Jimmy Waugh

Personal information
- Full name: James Waugh
- Date of birth: 12 August 1898
- Place of birth: Chopwell, England
- Date of death: 26 March 1968 (aged 69)
- Place of death: Darlington, England
- Height: 5 ft 9 in (1.75 m)
- Position(s): Centre half

Senior career*
- Years: Team / Apps / (Gls)
- 1920–1921: Durham City
- 1921: Chopwell Colliery
- 1921–1927: Sheffield United / 126 / (2)
- 1927–1933: Darlington / 236 / (0)

= Jimmy Waugh =

English footballer (1898–1968)

James Waugh (12 August 1898 – 26 March 1968) was an English footballer who played as a centre half. Born in the village of Chopwell in County Durham, Waugh began his career as an amateur with Durham City before spending a brief spell representing his home town club of Chopwell Colliery at the start of 1921.

It was while at Chopwell that Waugh was spotted by Football League club Sheffield United who signed both Waugh and fellow defender Bill Sampy for a joint fee of £250 in April 1921. Waugh made a slow start to his career with the Blades and did not begin to feature regularly until November 1922, from which point he missed only one of the following 103 first team matches. Waugh was considered to lack pace and this caused him problems from 1925 when the offside rule was changed. A neck injury prevented Waugh from playing in the 1925 FA Cup Final and after a run of games at the start of the 1925–26 season he lost his place in the side to Seth King. Despite being selected for the FA tour of Canada in the summer of 1926, Waugh was unable to reclaim his place in United's starting eleven and was eventually transferred to Darlington in January 1927 after having made 143 appearances for the Blades and scored three goals.
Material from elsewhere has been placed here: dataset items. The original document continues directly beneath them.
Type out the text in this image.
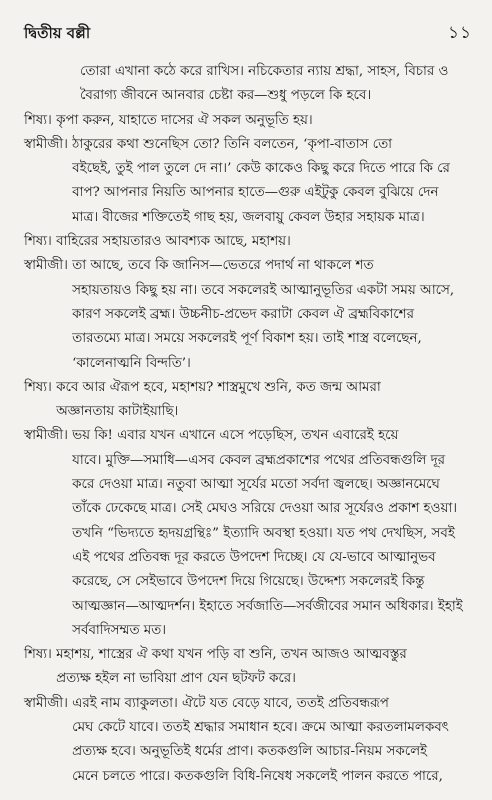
দ্বিতীয় বল্লী	১১
তোরা এখানা কঠে করে রাখিস। নচিকেতার ন্যায় শ্রদ্ধা, সাহস, বিচার ও
বৈরাগ্য জীবনে আনবার চেষ্টা কর—শুধু পড়লে কি হবে।
শিষ্য। কৃপা করুন, যাহাতে দাসের ঐ সকল অনুভূতি হয়।
স্বামীজী। ঠাকুরের কথা শুনেছিস তো? তিনি বলতেন, ‘কৃপা-বাতাস তো
বইছেই, তুই পাল তুলে দে না।’ কেউ কাকেও কিছু করে দিতে পারে কি রে
বাপ? আপনার নিয়তি আপনার হাতে—গুরু এইটুকু কেবল বুঝিয়ে দেন
মাত্র। বীজের শক্তিতেই গাছ হয়, জলবায়ু কেবল উহার সহায়ক মাত্র।
শিষ্য। বাহিরের সহায়তারও আবশ্যক আছে, মহাশয়।
স্বামীজী। তা আছে, তবে কি জানিস—ভেতরে পদার্থ না থাকলে শত
সহায়তায়ও কিছু হয় না। তবে সকলেরই আত্মানুভূতির একটা সময় আসে,
কারণ সকলেই ব্রহ্ম। উচ্চনীচ-প্রভেদ করাটা কেবল ঐ ব্রহ্মবিকাশের
তারতম্যে মাত্র। সময়ে সকলেরই পূর্ণ বিকাশ হয়। তাই শাস্ত্র বলেছেন,
‘কালেনাত্মনি বিন্দতি’।
শিষ্য। কবে আর ঐরূপ হবে, মহাশয়? শাস্ত্রমুখে শুনি, কত জন্ম আমরা
অজ্ঞানতায় কাটাইয়াছি।
স্বামীজী। ভয় কি! এবার যখন এখানে এসে পড়েছিস, তখন এবারেই হয়ে
যাবে। মুক্তি—সমাধি—এসব কেবল ব্রহ্মপ্রকাশের পথের প্রতিবন্ধগুলি দূর
করে দেওয়া মাত্র। নতুবা আত্মা সূর্যের মতো সর্বদা জ্বলছে। অজ্ঞানমেঘে
তাঁকে ঢেকেছে মাত্র। সেই মেঘও সরিয়ে দেওয়া আর সূর্যেরও প্রকাশ হওয়া।
তখনি “ভিদ্যতে হৃদয়গ্রন্থিঃ” ইত্যাদি অবস্থা হওয়া। যত পথ দেখছিস, সবই
এই পথের প্রতিবন্ধ দূর করতে উপদেশ দিচ্ছে। যে যে-ভাবে আত্মানুভব
করেছে, সে সেইভাবে উপদেশ দিয়ে গিয়েছে। উদ্দেশ্য সকলেরই কিন্তু
আত্মজ্ঞান—আত্মদর্শন। ইহাতে সর্বজাতি—সর্বজীবের সমান অধিকার। ইহাই
সর্ববাদিসম্মত মত।
শিষ্য। মহাশয়, শাস্ত্রের ঐ কথা যখন পড়ি বা শুনি, তখন আজও আত্মবস্তুর
প্রত্যক্ষ হইল না ভাবিয়া প্রাণ যেন ছটফট করে।
স্বামীজী। এরই নাম ব্যাকুলতা। ঐটে যত বেড়ে যাবে, ততই প্রতিবন্ধরূপ
মেঘ কেটে যাবে। ততই শ্রদ্ধার সমাধান হবে। ক্রমে আত্মা করতলামলকবৎ
প্রত্যক্ষ হবে। অনুভূতিই ধর্মের প্রাণ। কতকগুলি আচার-নিয়ম সকলেই
মেনে চলতে পারে। কতকগুলি বিধি-নিষেধ সকলেই পালন করতে পারে,
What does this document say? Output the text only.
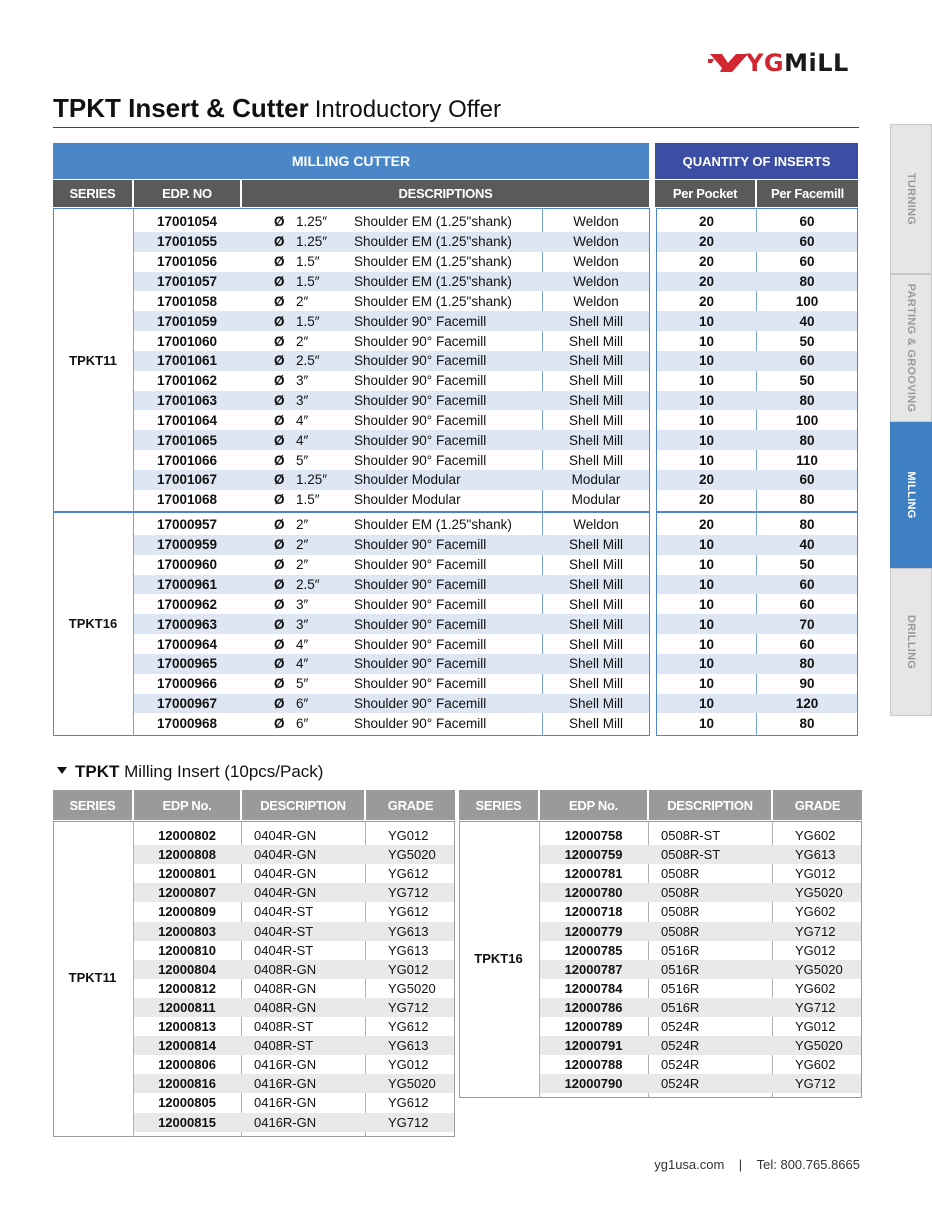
YGMiLL
TPKT Insert & Cutter Introductory Offer
TURNING
PARTING & GROOVING
MILLING
DRILLING
MILLING CUTTER	QUANTITY OF INSERTS
SERIES	EDP. NO	DESCRIPTIONS	Per Pocket	Per Facemill
TPKT11
17001054	Ø 1.25″	Shoulder EM (1.25"shank)	Weldon	20	60
17001055	Ø 1.25″	Shoulder EM (1.25"shank)	Weldon	20	60
17001056	Ø 1.5″	Shoulder EM (1.25"shank)	Weldon	20	60
17001057	Ø 1.5″	Shoulder EM (1.25"shank)	Weldon	20	80
17001058	Ø 2″	Shoulder EM (1.25"shank)	Weldon	20	100
17001059	Ø 1.5″	Shoulder 90° Facemill	Shell Mill	10	40
17001060	Ø 2″	Shoulder 90° Facemill	Shell Mill	10	50
17001061	Ø 2.5″	Shoulder 90° Facemill	Shell Mill	10	60
17001062	Ø 3″	Shoulder 90° Facemill	Shell Mill	10	50
17001063	Ø 3″	Shoulder 90° Facemill	Shell Mill	10	80
17001064	Ø 4″	Shoulder 90° Facemill	Shell Mill	10	100
17001065	Ø 4″	Shoulder 90° Facemill	Shell Mill	10	80
17001066	Ø 5″	Shoulder 90° Facemill	Shell Mill	10	110
17001067	Ø 1.25″	Shoulder Modular	Modular	20	60
17001068	Ø 1.5″	Shoulder Modular	Modular	20	80
TPKT16
17000957	Ø 2″	Shoulder EM (1.25"shank)	Weldon	20	80
17000959	Ø 2″	Shoulder 90° Facemill	Shell Mill	10	40
17000960	Ø 2″	Shoulder 90° Facemill	Shell Mill	10	50
17000961	Ø 2.5″	Shoulder 90° Facemill	Shell Mill	10	60
17000962	Ø 3″	Shoulder 90° Facemill	Shell Mill	10	60
17000963	Ø 3″	Shoulder 90° Facemill	Shell Mill	10	70
17000964	Ø 4″	Shoulder 90° Facemill	Shell Mill	10	60
17000965	Ø 4″	Shoulder 90° Facemill	Shell Mill	10	80
17000966	Ø 5″	Shoulder 90° Facemill	Shell Mill	10	90
17000967	Ø 6″	Shoulder 90° Facemill	Shell Mill	10	120
17000968	Ø 6″	Shoulder 90° Facemill	Shell Mill	10	80
TPKT Milling Insert (10pcs/Pack)
SERIES	EDP No.	DESCRIPTION	GRADE
TPKT11
12000802	0404R-GN	YG012
12000808	0404R-GN	YG5020
12000801	0404R-GN	YG612
12000807	0404R-GN	YG712
12000809	0404R-ST	YG612
12000803	0404R-ST	YG613
12000810	0404R-ST	YG613
12000804	0408R-GN	YG012
12000812	0408R-GN	YG5020
12000811	0408R-GN	YG712
12000813	0408R-ST	YG612
12000814	0408R-ST	YG613
12000806	0416R-GN	YG012
12000816	0416R-GN	YG5020
12000805	0416R-GN	YG612
12000815	0416R-GN	YG712
SERIES	EDP No.	DESCRIPTION	GRADE
TPKT16
12000758	0508R-ST	YG602
12000759	0508R-ST	YG613
12000781	0508R	YG012
12000780	0508R	YG5020
12000718	0508R	YG602
12000779	0508R	YG712
12000785	0516R	YG012
12000787	0516R	YG5020
12000784	0516R	YG602
12000786	0516R	YG712
12000789	0524R	YG012
12000791	0524R	YG5020
12000788	0524R	YG602
12000790	0524R	YG712
yg1usa.com | Tel: 800.765.8665
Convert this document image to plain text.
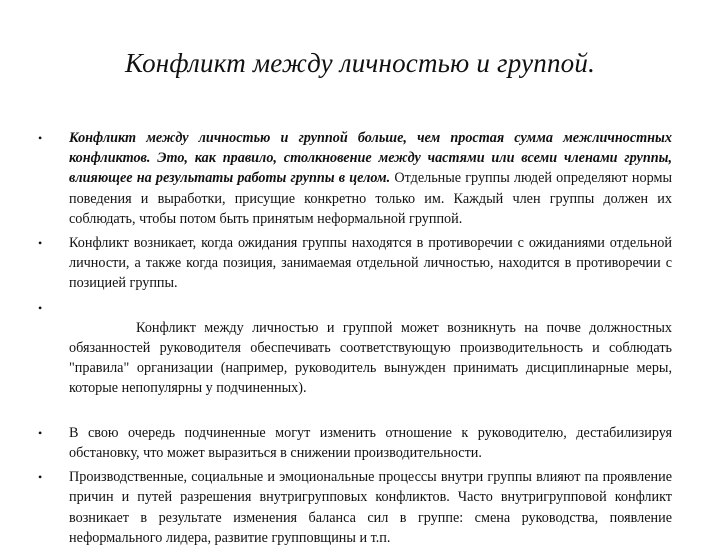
Конфликт между личностью и группой.
• Конфликт между личностью и группой больше, чем простая сумма межличностных конфликтов. Это, как правило, столкновение между частями или всеми членами группы, влияющее на результаты работы группы в целом. Отдельные группы людей определяют нормы поведения и выработки, присущие конкретно только им. Каждый член группы должен их соблюдать, чтобы потом быть принятым неформальной группой.
• Конфликт возникает, когда ожидания группы находятся в противоречии с ожиданиями отдельной личности, а также когда позиция, занимаемая отдельной личностью, находится в противоречии с позицией группы.

•
Конфликт между личностью и группой может возникнуть на почве должностных обязанностей руководителя обеспечивать соответствующую производительность и соблюдать "правила" организации (например, руководитель вынужден принимать дисциплинарные меры, которые непопулярны у подчиненных).

• В свою очередь подчиненные могут изменить отношение к руководителю, дестабилизируя обстановку, что может выразиться в снижении производительности.
• Производственные, социальные и эмоциональные процессы внутри группы влияют па проявление причин и путей разрешения внутригрупповых конфликтов. Часто внутригрупповой конфликт возникает в результате изменения баланса сил в группе: смена руководства, появление неформального лидера, развитие групповщины и т.п.
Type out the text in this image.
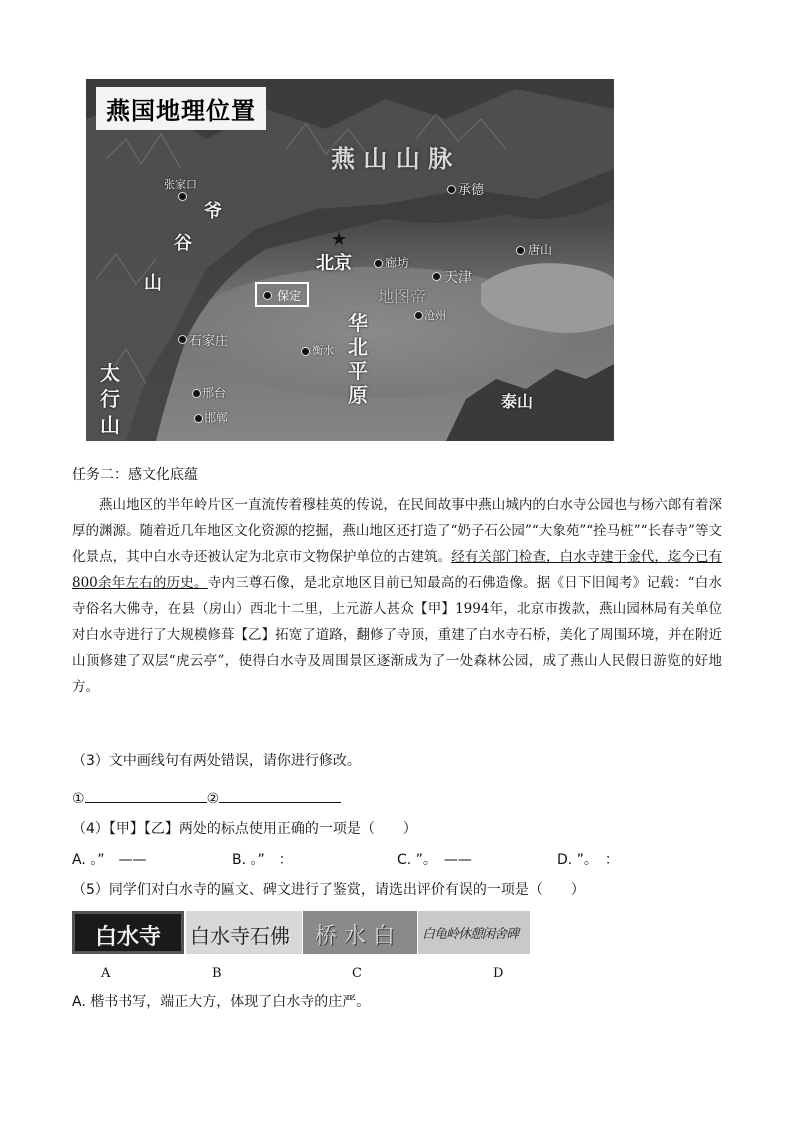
燕国地理位置
燕 山 山 脉
承德
张家口
爷
谷
山
★
北京	廊坊
天津
唐山
保定	地图帝
沧州
石家庄
衡水
华
北
平
原
太
行
山
邢台
邯郸
泰山
任务二：感文化底蕴

燕山地区的半年岭片区一直流传着穆桂英的传说，在民间故事中燕山城内的白水寺公园也与杨六郎有着深厚的渊源。随着近几年地区文化资源的挖掘，燕山地区还打造了“奶子石公园”“大象苑”“拴马桩”“长春寺”等文化景点，其中白水寺还被认定为北京市文物保护单位的古建筑。经有关部门检查，白水寺建于金代，迄今已有800余年左右的历史。寺内三尊石像，是北京地区目前已知最高的石佛造像。据《日下旧闻考》记载：“白水寺俗名大佛寺，在县（房山）西北十二里，上元游人甚众【甲】1994年，北京市拨款，燕山园林局有关单位对白水寺进行了大规模修葺【乙】拓宽了道路，翻修了寺顶，重建了白水寺石桥，美化了周围环境，并在附近山顶修建了双层“虎云亭”，使得白水寺及周围景区逐渐成为了一处森林公园，成了燕山人民假日游览的好地方。

（3）文中画线句有两处错误，请你进行修改。
①	②
（4）【甲】【乙】两处的标点使用正确的一项是（　　）
A. 。”　——	B. 。”　：	C. ”。　——	D. ”。　：
（5）同学们对白水寺的匾文、碑文进行了鉴赏，请选出评价有误的一项是（　　）
白水寺 白水寺石佛 桥 水 白 白龟岭休憩闲舍碑
A	B	C	D
A. 楷书书写，端正大方，体现了白水寺的庄严。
A success at his new club, Waugh was a regular member of the match day team until 1933, including being ever present during the 1929–30 season. Waugh was part of the coaching staff at Darlington for much of his time there and took up a full-time coaching position once he retired from playing. With his career nearing an end, Sheffield United played a benefit match for Waugh in April 1932 and he later returned to the club to act as a scout from 1934.